How could we get the correct information to the logs, i.e. how could we log the correct page_id used by the application? One approach would be to log the POST parameters as well. This would give us the full payload but this might give you additional overhead on logging (e.g. when logging file content that are POST-ed) or it could create problems with compliance when saving all the post request parameters to the log file (including usernames, password, credit card numbers etc). But it’s doable, e.g. with parameter filtering. Could that solve the issue?

Lets try another example:

POST /index.php?page_id=1 HTTP/1.1Host: www.unionselect1.euCookie: page_id=3Content-Length: 9Content-Type: application/octet-stream application/x-www-form-urlencoded

page_id=2

This time I added the cookie to the equation. And yes, you are right: the log file still shows

423.619.551.990 — — [06/Jul/2018:14:44:05 +0300] "POST /index.php?page_id=1 HTTP/1.1" 200 795 "-" "-"

but this time the output on the page shows “Current page ID is 3”. Seems that this time, the Cookie value was used by the application.

A solution could be to log all the cookie parameters as well, but the amount that you’d log would only increase and would it actually help you? If at some point you will go through your logs, you still have to understand, which parameters were used by the application.

To illustrate, here’s a little quiz: what would the following request show on the page and what would you find in the log event?

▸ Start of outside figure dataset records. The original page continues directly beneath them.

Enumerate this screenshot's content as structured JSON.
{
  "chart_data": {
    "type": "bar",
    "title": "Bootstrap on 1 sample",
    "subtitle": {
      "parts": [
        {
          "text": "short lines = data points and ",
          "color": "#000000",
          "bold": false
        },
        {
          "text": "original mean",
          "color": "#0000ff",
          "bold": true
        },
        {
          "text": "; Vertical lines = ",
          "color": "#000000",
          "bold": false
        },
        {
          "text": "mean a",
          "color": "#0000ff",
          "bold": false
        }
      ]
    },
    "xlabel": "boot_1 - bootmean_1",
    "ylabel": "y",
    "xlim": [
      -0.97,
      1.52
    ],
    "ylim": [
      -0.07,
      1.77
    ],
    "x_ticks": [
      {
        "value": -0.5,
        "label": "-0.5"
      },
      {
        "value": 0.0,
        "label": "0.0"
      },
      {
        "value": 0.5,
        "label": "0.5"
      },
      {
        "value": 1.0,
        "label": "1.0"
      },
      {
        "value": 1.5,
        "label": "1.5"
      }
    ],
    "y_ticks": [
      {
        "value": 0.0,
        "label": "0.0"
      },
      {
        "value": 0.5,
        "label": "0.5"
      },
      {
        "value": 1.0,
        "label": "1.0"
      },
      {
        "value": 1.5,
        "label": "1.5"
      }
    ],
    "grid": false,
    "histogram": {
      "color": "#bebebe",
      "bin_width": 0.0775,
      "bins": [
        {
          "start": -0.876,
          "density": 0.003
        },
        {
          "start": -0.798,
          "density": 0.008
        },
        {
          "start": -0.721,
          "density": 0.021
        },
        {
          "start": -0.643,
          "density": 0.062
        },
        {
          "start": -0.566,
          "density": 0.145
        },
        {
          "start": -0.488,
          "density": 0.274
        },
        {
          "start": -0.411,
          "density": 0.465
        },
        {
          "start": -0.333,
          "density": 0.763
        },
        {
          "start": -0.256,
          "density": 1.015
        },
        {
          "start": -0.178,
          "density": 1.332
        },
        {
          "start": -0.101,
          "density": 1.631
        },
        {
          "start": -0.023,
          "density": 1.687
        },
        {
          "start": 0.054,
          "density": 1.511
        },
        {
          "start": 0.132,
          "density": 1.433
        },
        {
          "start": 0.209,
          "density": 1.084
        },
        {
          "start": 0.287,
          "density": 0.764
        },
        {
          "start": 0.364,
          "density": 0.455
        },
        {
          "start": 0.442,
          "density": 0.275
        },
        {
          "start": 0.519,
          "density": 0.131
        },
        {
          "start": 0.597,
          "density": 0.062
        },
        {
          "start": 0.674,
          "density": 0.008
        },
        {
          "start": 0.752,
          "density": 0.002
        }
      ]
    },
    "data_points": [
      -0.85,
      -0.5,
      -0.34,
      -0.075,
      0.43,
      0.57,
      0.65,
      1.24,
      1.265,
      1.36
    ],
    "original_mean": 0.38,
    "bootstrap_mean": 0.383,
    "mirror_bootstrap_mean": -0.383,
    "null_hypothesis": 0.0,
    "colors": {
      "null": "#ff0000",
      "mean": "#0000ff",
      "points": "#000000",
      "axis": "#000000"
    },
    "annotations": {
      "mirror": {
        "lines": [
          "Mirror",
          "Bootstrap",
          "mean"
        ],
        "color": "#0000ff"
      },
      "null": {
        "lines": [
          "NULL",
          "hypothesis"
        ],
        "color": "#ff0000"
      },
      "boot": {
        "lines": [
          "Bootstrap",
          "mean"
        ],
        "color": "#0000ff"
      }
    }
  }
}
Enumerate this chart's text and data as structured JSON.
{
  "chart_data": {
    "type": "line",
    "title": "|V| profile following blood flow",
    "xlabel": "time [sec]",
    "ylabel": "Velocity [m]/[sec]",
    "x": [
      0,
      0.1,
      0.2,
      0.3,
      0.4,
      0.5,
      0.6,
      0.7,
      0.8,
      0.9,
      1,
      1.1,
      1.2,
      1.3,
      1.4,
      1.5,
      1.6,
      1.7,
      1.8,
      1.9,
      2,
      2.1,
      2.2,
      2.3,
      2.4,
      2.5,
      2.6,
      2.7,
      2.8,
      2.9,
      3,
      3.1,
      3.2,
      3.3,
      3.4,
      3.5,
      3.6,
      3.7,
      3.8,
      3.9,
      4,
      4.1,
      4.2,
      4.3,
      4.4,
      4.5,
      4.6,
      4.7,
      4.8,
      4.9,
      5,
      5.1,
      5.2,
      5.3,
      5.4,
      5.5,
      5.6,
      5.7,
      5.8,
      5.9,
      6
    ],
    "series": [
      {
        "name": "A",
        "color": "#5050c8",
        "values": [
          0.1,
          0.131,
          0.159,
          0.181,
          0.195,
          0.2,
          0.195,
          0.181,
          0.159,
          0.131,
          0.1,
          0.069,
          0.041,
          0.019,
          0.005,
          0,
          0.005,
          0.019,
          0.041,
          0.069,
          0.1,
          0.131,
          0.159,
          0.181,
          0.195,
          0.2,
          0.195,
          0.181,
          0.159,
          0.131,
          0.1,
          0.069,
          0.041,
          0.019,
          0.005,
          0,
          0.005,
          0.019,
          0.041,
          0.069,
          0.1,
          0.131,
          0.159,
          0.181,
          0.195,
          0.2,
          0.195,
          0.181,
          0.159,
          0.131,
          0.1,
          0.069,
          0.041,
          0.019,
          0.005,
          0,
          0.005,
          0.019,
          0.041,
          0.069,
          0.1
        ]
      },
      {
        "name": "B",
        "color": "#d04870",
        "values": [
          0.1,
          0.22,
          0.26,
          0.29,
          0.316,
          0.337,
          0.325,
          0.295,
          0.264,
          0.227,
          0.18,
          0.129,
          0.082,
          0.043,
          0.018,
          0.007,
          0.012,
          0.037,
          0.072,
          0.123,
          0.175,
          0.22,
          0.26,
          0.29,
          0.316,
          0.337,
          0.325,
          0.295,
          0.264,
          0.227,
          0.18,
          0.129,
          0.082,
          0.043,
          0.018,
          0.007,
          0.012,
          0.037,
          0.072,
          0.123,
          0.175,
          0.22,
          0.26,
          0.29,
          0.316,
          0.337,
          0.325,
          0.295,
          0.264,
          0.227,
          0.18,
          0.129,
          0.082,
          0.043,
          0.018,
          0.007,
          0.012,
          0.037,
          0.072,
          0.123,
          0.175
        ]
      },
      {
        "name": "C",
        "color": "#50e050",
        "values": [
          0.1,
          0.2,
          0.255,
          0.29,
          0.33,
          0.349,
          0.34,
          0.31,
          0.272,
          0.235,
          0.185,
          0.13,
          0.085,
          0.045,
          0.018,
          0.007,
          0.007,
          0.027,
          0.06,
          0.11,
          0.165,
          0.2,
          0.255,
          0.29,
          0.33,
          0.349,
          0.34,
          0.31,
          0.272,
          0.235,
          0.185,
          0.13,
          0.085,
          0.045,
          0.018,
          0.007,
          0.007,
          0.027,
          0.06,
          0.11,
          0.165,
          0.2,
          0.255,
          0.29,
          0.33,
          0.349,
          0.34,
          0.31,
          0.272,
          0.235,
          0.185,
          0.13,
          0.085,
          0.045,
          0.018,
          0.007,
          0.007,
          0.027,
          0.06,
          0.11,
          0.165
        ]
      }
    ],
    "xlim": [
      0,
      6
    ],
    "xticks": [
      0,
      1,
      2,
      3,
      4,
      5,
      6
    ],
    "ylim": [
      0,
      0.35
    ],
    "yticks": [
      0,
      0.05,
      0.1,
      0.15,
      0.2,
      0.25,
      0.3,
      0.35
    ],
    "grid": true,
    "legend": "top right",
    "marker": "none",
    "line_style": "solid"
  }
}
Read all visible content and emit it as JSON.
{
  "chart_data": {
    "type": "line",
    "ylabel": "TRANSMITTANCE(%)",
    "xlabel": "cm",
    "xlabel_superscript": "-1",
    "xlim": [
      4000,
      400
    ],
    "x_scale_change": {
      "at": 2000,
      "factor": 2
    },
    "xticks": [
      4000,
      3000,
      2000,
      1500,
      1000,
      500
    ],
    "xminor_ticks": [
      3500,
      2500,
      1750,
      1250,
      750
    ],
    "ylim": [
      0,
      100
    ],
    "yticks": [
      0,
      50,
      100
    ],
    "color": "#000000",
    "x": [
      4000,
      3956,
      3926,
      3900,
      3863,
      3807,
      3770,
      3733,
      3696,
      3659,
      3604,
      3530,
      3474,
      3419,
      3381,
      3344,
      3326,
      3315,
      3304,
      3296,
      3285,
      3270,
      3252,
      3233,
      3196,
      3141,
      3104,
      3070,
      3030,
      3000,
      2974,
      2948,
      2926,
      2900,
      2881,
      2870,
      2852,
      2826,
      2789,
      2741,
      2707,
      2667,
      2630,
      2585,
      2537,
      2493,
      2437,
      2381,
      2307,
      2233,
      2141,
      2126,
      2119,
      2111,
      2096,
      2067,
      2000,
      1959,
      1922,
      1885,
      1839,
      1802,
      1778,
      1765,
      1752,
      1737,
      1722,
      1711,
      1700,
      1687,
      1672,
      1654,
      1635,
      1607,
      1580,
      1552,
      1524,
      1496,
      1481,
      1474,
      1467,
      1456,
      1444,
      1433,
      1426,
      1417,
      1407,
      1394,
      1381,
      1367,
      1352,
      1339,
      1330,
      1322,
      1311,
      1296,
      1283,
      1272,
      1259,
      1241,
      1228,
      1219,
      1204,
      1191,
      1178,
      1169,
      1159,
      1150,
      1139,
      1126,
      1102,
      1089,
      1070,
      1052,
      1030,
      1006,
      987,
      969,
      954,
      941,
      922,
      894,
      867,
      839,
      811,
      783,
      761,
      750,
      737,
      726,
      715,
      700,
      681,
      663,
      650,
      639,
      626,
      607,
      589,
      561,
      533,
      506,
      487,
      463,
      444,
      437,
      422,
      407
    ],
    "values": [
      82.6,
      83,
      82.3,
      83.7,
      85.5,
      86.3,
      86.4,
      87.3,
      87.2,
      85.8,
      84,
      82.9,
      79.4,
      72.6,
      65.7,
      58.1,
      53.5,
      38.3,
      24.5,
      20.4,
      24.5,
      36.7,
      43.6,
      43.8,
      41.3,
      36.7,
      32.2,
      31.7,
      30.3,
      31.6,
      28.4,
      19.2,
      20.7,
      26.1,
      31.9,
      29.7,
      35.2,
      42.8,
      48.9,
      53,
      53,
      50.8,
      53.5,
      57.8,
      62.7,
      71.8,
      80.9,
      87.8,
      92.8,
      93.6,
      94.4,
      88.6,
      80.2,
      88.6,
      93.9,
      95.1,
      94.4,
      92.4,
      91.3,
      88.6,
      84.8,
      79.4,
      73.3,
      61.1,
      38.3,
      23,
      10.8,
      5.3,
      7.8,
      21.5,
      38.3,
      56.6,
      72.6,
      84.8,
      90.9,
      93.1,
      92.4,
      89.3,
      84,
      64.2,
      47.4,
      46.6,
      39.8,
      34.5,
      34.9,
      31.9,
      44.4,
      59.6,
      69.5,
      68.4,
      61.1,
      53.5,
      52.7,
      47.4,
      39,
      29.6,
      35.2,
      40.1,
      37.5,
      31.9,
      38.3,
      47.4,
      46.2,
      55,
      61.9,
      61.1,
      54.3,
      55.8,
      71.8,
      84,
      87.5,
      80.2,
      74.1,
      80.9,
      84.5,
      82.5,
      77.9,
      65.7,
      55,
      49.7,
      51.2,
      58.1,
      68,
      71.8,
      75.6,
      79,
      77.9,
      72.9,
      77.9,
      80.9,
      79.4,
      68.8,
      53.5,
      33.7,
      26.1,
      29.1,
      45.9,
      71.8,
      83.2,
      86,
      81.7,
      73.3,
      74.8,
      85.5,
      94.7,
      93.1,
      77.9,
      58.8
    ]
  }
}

POST /index.php?page_id=1&page_id=4 HTTP/1.1Host: www.unionselect1.euContent-Length: 29Content-Type: application/octet-stream application/x-www-form-urlencoded

page_id=2&page_id=5

(Hint: the page shows 5)

But how about this one?

POST /index.php?page_id=1&page_id=4 HTTP/1.1Host: www.unionselect1.euCookie: page_id=3; page_id=6Content-Length: 19Content-Type: application/octet-stream application/x-www-form-urlencoded

page_id=2&page_id=5

(Hint: it’s not 6, it’s 3)

Hang on, what is this sorcery!?!

Generated at https://imgflip.com/memegenerator/Jackie-Chan-WTF

To answer Jackie: it has to do with three factors:

The fact that the code uses the pre-mentioned $_REQUEST array, which combines GET, POST and COOKIE arrays, thus enables you to access all the request parameters from the same array.
The “request_order” parameter in PHP.ini which describes the order in which PHP registers GET, POST and Cookie variables into the $_REQUEST array.
The “variables_order” in PHP.ini which sets the order of the EGPCS (Environment, Get, Post, Cookie, and Server) variable parsing.

In other words: a combination of poor software development practices and application server configuration might lead to a situation where the information logged might not express the behavior of the application. The same code can work differently in different servers, depending on the configuration of PHP in the server by using different request parameters (depending on their order).

What is the solution?

By secretlondon123 (originally posted to Flickr as way out) [CC BY-SA 2.0], via Wikimedia Commons

Use logging within the application and log the input values that are actually used by the program. It’s a good idea to log in Apache as well (e.g. to log attacks with unexpected input values etc) but if you want to get an understanding about what is going on in the application, you must log on the application level and as close to the data processing as possible.
A friend once told me: “A good program does what it’s supposed to do. A secure program ONLY does what it’s supposed to do”. Use only expected parameters as input values and only from the sources you’re expecting them from. So instead of REQUEST use GET and POST when either is needed.
Know your systems, know your settings and test your implementation in practise. There is no time to figure out “which parameter did what” when you are in the middle of solving an incident and are already analysing logs. You have to know how your application works in advance.